Cryptorchidism is the most frequent congenital defect in newborn males characterized by the absence of the testis from the scrotum. Approximately 90% of individuals with untreated bilateral cryptorchidism exhibit azoospermia due to defective spermatogenesis in the affected testis. Although abnormal spermatogonial stem cell maintenance or differentiation is suggested to cause germ cell degeneration in the cryptorchid testis, the underlying molecular mechanisms remain unclear. Here, we profiled spermatogonial epigenetic landscapes using surgically induced cryptorchid testis in the mouse. We show that cryptorchidism leads to alterations in local, but not global, H3K27me3 and H3K9me3 in undifferentiated spermatogonia. Of these, the loss of H3K27me3 was correlated with activation of developmental and proapoptotic pathway genes that are repressed by the polycomb machinery in germ cells. Cryptorchid spermatogonia exhibit an increase of the H3K27me3 demethylases KDM6A and KMD6B. Furthermore, we reveal that an increased temperature leads to Kdm6a/b upregulation in germline stem cells cultured in vitro. Thus, our study suggests that temperature-dependent histone demethylation may induce mRNA dysregulation due to the partial loss of H3K27me3 in spermatogonia.

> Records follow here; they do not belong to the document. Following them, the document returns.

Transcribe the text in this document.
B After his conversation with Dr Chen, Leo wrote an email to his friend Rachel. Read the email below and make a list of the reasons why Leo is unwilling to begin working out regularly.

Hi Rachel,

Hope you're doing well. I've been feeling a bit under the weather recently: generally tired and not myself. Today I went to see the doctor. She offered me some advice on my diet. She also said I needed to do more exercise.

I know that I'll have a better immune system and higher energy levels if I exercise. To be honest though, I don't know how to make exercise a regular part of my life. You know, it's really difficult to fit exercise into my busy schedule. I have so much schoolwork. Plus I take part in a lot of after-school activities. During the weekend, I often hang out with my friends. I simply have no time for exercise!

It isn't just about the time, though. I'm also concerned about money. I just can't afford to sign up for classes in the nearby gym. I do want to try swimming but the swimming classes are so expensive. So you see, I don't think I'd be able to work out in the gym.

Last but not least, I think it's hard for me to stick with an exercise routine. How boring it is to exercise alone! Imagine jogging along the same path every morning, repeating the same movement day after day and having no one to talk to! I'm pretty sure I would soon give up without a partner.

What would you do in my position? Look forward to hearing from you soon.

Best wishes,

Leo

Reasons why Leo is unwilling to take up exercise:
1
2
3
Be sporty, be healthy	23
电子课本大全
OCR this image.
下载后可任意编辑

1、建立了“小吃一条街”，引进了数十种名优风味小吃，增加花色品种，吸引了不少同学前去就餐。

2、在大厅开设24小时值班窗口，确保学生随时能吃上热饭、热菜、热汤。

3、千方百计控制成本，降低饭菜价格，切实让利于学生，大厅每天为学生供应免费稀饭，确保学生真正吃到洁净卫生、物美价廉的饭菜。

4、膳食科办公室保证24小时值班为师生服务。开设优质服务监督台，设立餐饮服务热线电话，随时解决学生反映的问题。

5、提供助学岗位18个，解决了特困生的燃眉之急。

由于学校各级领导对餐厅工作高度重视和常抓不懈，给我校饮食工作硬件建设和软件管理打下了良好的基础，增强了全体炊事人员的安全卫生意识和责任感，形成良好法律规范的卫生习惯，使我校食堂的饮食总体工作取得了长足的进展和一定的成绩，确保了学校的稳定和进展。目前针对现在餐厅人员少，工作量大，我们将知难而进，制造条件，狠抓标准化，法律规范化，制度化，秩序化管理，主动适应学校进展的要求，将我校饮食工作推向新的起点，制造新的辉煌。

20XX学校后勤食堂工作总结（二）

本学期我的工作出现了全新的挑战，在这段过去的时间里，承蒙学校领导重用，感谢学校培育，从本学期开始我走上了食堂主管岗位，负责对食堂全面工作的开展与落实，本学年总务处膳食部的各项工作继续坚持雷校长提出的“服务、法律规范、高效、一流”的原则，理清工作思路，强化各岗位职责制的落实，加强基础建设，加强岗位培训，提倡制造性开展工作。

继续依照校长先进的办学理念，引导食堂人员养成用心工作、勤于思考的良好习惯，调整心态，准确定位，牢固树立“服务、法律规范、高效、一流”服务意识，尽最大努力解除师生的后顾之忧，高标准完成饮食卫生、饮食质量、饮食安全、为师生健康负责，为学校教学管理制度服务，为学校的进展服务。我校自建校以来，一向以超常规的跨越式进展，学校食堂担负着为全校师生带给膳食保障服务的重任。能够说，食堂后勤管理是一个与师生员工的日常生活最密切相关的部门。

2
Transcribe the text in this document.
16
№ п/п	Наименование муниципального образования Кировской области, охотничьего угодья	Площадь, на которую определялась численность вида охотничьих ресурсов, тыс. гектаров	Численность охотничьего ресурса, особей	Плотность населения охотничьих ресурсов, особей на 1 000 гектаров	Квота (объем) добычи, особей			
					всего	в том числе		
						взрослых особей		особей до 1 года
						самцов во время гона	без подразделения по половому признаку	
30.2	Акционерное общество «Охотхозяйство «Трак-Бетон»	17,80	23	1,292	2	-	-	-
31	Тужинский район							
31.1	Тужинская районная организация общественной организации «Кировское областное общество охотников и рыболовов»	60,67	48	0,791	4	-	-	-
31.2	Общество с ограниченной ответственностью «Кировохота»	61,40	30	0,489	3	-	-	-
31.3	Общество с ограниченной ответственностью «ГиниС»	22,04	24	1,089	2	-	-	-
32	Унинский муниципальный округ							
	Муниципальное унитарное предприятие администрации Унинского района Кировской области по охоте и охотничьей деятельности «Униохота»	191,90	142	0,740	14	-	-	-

隐睾症是新生男婴中最常见的先天性缺陷,其特征是阴囊中没有睾丸。约90%未经治疗的双侧隐睾症患者由于患侧睾丸生精功能缺陷而表现为无精子症。尽管有研究表明,异常的精原干细胞维持或分化会导致隐睾症睾丸中的生殖细胞退化,但其潜在的分子机制仍不清楚。在此,我们利用手术诱导的小鼠隐睾症对精原细胞的表观遗传景观进行了分析。我们发现,隐睾症会导致未分化精原细胞中局部(而非整体)H3K27me3和H3K9me3的改变。其中,H3K27me3的缺失与发育和促凋亡途径基因的激活相关,这些基因在生殖细胞中受到多梳蛋白机制的抑制。隐睾症精原细胞中H3K27me3去甲基化酶KDM6A和KMD6B的表达增加。此外,我们还发现,温度升高会导致体外培养的生殖系干细胞中Kdm6a/b上调。因此,我们的研究表明,温度依赖性组蛋白去甲基化可能会由于精原细胞中H3K27me3的部分缺失而导致mRNA失调。